Maximize business value during the sales process
Once you have generated sufficient business value during the preparation stage that a sale will achieve your desired goals, you can move on to realizing even more value from the sales process.
If you have not already hired Quest during the earlier stages, this would be the time to do so – not only to be more efficient with your time but to gain outside perspective. Most business owners sell only once in their life. Get it right the first time by adding an advisor to your team with experience in facilitating a sale. Advisor fees typically constitute just a fraction of the ROI you’ll achieve from added business value. Professional guidance improves due diligence, prepares an organized deal room and manages CPAs, attorneys, and lenders to minimize costs and delays.
Effective strategies for maximizing business value during the home stretch include:
- Timing the market – Determining the right time to put your business on the market is a challenging balancing act that takes into consideration the effects of both external (industry trends, business lifecycle, economic influences, interest rate movements, tax policy, supply and demand) and internal (age and health of leadership, age of the workforce, ability to attract talent) factors. For example, with tax rates likely to increase as this article is published, many active sales processes will be working hard to close before new laws are enacted.

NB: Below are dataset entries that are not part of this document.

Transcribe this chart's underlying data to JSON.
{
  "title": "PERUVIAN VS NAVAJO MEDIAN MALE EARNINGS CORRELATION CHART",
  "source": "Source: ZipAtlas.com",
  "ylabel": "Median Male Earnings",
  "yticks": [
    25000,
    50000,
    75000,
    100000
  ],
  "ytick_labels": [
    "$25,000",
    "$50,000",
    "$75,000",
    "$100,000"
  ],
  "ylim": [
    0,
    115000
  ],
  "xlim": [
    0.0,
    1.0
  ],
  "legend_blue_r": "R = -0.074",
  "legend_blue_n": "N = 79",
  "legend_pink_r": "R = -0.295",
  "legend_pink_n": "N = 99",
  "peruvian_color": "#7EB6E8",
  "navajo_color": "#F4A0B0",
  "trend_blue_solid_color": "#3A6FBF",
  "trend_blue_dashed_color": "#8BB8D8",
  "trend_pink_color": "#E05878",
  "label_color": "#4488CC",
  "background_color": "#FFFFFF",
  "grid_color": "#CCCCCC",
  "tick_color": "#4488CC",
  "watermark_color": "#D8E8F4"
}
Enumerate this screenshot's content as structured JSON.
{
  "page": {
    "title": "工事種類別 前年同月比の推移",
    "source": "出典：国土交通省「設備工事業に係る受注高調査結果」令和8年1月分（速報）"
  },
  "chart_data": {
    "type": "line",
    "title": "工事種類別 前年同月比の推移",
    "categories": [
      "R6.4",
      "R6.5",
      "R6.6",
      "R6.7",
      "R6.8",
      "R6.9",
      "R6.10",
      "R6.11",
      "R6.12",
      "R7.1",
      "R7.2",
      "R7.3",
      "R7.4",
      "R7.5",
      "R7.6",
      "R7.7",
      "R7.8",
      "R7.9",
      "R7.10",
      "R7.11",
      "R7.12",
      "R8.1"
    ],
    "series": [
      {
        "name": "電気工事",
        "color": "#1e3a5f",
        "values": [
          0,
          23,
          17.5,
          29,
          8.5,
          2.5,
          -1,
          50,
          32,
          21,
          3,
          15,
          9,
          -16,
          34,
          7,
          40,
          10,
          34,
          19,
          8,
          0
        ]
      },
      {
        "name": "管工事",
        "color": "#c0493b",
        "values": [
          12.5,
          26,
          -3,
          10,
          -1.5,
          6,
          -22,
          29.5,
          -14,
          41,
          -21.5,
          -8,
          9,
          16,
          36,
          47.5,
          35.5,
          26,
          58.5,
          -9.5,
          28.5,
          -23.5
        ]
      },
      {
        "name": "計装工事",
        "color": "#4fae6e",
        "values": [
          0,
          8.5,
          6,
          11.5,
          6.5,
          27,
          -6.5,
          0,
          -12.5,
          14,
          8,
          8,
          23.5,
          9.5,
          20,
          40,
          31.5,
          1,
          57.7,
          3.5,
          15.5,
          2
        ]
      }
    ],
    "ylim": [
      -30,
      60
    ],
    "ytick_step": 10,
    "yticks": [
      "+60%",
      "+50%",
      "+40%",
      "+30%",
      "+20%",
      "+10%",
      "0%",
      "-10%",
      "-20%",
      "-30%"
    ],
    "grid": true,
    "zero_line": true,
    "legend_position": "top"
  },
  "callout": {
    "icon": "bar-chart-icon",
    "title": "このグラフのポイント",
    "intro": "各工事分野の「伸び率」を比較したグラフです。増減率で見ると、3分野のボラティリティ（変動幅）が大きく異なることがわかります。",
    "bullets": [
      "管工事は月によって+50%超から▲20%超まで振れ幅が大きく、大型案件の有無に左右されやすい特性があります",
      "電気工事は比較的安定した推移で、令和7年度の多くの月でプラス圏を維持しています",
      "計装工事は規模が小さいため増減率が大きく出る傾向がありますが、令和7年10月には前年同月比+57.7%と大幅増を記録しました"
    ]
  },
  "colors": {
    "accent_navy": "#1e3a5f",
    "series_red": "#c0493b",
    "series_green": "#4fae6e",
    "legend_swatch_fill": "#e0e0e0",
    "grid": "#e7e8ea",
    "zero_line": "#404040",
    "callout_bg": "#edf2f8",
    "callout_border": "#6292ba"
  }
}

- Staging buyers with early outreach – Reaching out to prospective buyers to gauge interest prior to putting your business on the market works to develop an engaged buying pool that can later bolster your leverage as the seller. Work with your advisor to strategically identify targeted buyers who are vetted for their capability to buy, access to capital, cultural fit, compatibility with your tax strategy and alignment with ownership goals for the future of the business.
- Encouraging a competitive process – Resist the temptation to push a single offer through, as failing to complete your full buyer outreach potential will limit your ability to maximize value and get the deal you want. Working with multiple buyers creates clear competition that can drive value up as competing buyers increase their offer late in the game.
- Successfully navigating LOI to closing – Negotiating the final pieces with the buyer provides one last opportunity to add upside prior to LOI. Depending on the buyer, owners may agree to stay longer for an additional share of future earnings. Once the LOI is signed, the final step is to preserve the deal that both parties have committed to, close in a timely manner and maximize the ability to realize any upside options with clear targets and objectives.
Finishing on your terms post-closing
The closing of your business sale is not yet the end of the value maximization process. At this stage, you must shift gears towards protecting the value you have brokered in the deal. This means continuing to monitor any unrealized equity, incentives, notes or earnouts and supporting the company in meeting those objectives.
Additionally, considerations will need to be made for mitigating taxation via:
- Tax favored investments
- Tax credit investments
- Real estate deferral opportunities
- Retirement planning options
- Reinvesting into tax deductible enterprises
One final step: Maximizing value by doing what you love
Often overlooked by business owners during the M&A process, the most important post-sale move you can make is to invest proceeds into what you enjoy most. Working with Quest business advisors can help you better prepare for what’s next so that you’re selling your business with a personal purpose in mind.